Synthesizing Land Use and Transportation 

Accessibility measures the ease of reaching potential destinations, capturing the interaction between transportation infrastructure and land use. The measurement summarizes potential opportunities reachable from a given place, at a given time, traveling using a certain mode, for a certain amount of time. Also called Access to Destinations or Access to Opportunity, this set of metrics has been the focus of theoretical and empirical development in transportation research for fifty years. Recent advances in data availability and computing approaches, however, have led to an increase in variety and application of these metrics.

Traditional evaluation of transportation systems largely focuses on vehicle speed: where is speed low or constrained? Where is congestion causing delay? How many vehicles can move through a single point, or along a segment of roadway? This type of approach is mandated for federally funded (that is, nearly all) roadway projects, both in planning and prioritizing, and in studies of impact after infrastructure is built.

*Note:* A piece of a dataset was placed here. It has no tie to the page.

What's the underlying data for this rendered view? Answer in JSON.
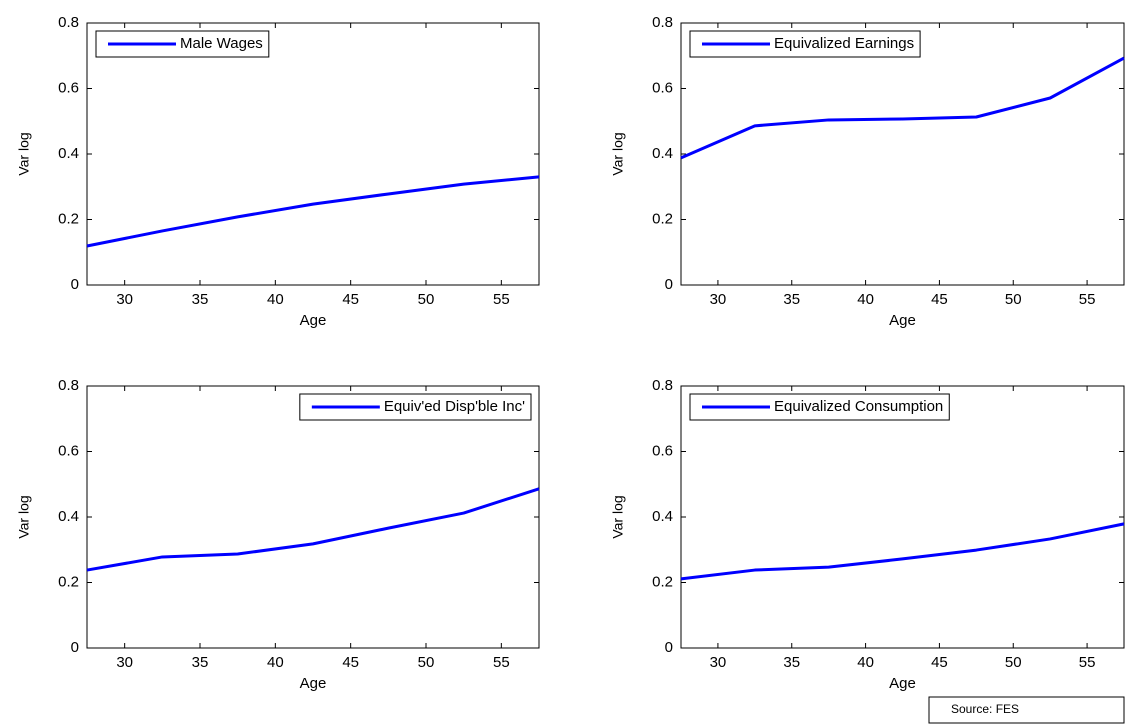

What these measurements miss is twofold: whether the infrastructure changes lead to improvement in peoples’ ability to reach desired destinations in the short term, and what the land use changes resulting from the infrastructure mean for peoples’ ability to reach desired destinations in the long term. 

In this study, we describe how Accessibility metrics can help agencies: 

  • Better measure short term changes in how opportunities for travel are provided
  • Better understand where and for whom project investments will produce benefits
  • Better predict what long-term land use changes are likely 

Together, these functions of Accessibility metrics mean performance evaluation, cost-benefit analysis, and other accountability measures can be applied more directly to what is under agency control.